Save the dashboard and pin it to the home screen. Adora Belle should see it immediately on login.

Alerting from Grafana

Grafana alerting is used for threshold-based infrastructure alerts that complement Graylog’s log-based security alerts. Navigate to Alerting, then Alert rules.

Create an alert for high CPU utilisation:

  • Name: High CPU utilisation

  • Query A: 100 - (avg by (instance) (rate(node_cpu_seconds_total{mode="idle"}[5m])) * 100)

  • Condition: is above 90

  • For: 5m (must be above threshold for 5 minutes before alerting)

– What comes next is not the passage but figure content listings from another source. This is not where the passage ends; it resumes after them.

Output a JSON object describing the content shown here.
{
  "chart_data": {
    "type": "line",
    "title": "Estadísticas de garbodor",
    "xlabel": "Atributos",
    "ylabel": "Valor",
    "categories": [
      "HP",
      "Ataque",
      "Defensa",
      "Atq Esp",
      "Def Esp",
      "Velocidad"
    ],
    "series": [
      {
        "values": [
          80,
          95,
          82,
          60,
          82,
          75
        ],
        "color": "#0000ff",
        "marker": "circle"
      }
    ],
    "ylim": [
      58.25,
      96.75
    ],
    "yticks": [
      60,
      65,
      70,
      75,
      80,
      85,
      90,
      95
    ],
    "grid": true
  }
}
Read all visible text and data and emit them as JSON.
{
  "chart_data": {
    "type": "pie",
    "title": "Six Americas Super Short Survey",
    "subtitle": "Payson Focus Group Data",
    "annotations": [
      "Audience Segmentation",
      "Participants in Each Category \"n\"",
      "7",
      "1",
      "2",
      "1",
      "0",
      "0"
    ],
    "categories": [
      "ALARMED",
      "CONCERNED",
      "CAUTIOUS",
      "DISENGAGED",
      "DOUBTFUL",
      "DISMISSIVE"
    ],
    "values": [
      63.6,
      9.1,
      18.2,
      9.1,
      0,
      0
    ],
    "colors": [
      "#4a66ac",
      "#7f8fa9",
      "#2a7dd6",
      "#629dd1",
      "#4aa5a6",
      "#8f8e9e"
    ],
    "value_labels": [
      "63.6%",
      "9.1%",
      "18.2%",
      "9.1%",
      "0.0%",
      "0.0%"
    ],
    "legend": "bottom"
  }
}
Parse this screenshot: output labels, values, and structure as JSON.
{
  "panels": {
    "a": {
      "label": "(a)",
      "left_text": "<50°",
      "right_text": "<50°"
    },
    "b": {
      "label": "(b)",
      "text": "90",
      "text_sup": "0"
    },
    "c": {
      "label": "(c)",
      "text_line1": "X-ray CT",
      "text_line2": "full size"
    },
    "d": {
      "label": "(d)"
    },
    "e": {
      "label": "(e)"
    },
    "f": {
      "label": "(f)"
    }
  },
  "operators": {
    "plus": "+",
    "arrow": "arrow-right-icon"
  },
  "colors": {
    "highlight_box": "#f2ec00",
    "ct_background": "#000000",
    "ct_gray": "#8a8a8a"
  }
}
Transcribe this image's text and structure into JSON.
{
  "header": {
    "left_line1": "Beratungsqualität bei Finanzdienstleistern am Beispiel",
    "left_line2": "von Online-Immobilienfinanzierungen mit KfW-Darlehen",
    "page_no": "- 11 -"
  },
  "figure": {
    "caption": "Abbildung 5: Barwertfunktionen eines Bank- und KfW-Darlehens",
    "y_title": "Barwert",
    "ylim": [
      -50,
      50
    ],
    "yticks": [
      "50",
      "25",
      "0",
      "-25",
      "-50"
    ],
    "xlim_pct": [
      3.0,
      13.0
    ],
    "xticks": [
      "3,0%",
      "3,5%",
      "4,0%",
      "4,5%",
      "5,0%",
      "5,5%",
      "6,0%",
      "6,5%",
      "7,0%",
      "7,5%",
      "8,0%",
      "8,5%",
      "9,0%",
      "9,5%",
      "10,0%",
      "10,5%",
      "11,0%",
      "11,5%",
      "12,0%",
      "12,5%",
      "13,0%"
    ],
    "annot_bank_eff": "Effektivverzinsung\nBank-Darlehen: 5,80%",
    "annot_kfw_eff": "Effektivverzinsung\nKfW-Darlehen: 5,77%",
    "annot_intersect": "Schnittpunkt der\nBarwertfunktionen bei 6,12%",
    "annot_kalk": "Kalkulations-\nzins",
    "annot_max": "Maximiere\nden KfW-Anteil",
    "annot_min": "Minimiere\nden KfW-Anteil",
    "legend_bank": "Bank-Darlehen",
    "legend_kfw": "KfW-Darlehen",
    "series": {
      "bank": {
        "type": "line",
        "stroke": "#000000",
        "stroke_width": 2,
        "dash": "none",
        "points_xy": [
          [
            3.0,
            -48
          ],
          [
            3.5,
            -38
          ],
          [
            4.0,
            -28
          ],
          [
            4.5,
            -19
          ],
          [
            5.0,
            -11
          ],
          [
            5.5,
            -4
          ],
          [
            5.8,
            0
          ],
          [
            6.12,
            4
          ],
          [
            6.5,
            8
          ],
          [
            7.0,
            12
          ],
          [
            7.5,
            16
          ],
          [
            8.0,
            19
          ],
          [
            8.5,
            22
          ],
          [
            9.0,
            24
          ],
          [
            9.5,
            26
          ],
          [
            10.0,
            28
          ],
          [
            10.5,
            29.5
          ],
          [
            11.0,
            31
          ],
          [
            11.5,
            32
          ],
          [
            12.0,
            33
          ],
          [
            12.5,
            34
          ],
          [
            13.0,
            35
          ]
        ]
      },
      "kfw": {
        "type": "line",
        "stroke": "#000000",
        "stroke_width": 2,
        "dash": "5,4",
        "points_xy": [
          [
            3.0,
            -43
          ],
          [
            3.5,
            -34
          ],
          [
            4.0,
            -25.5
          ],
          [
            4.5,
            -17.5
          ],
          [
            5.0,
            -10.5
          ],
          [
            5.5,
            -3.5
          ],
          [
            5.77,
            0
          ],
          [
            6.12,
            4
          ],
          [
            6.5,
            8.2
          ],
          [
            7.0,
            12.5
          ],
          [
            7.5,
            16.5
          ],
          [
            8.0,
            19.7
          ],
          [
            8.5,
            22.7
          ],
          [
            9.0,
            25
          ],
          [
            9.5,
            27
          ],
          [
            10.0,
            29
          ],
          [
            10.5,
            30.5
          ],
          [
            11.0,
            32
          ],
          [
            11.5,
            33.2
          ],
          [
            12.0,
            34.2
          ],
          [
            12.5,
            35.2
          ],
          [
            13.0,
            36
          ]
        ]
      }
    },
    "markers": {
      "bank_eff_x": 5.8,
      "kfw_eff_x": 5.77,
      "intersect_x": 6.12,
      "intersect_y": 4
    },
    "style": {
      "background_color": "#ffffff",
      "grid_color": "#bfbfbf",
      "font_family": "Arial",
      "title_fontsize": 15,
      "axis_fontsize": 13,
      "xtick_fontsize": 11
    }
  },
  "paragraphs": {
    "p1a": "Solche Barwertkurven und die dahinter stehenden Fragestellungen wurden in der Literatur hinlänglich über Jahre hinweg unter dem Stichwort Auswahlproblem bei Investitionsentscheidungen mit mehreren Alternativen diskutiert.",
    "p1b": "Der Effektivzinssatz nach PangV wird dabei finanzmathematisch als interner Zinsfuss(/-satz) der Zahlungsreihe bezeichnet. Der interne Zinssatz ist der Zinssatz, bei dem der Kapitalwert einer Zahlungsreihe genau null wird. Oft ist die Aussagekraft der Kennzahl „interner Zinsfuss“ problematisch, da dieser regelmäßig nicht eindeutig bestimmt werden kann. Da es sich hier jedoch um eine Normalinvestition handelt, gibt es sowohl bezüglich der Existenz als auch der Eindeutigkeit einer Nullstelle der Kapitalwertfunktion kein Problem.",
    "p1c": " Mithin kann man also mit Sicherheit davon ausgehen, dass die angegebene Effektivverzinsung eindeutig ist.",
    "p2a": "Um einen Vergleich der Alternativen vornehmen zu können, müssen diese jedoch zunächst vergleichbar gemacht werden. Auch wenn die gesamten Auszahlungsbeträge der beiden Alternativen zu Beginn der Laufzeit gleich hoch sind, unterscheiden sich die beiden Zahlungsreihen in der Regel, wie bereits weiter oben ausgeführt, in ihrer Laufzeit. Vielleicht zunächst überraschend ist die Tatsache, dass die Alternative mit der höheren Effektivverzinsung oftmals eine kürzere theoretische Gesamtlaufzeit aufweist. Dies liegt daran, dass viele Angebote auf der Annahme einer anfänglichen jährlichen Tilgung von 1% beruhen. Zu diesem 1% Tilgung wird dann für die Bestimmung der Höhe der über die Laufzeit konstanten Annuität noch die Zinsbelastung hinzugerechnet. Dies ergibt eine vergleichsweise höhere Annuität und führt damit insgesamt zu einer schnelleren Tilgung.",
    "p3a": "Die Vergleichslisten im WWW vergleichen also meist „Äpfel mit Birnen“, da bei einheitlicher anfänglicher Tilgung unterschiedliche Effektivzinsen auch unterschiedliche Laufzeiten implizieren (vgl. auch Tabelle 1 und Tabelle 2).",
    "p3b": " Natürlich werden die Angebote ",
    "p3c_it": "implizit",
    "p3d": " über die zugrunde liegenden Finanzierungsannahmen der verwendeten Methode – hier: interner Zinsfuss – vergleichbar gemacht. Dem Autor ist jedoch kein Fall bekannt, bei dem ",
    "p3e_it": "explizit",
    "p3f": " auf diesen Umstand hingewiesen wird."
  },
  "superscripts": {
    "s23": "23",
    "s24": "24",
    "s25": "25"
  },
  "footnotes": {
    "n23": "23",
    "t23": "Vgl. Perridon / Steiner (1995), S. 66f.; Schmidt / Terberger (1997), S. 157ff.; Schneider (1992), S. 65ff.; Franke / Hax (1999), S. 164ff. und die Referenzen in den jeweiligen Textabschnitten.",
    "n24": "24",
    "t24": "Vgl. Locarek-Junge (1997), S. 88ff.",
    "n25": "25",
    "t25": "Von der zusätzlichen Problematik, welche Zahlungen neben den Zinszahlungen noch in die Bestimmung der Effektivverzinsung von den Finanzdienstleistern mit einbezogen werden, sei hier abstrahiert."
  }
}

  • Contact point: create a Slack contact point using the #infrastructure-alerts webhook from Vaultwarden

Create an alert for low disk space:

  • Name: Low disk space

  • Query A: (node_filesystem_avail_bytes{mountpoint="/"} / node_filesystem_size_bytes{mountpoint="/"}) * 100

  • Condition: is below 15

  • For: 10m

  • Contact point: Slack #infrastructure-alerts and email

These alert on infrastructure problems. Security alerts live in Graylog. Keep the two systems focused on their respective domains; mixing them creates noise and confusion about which system to check when something is wrong.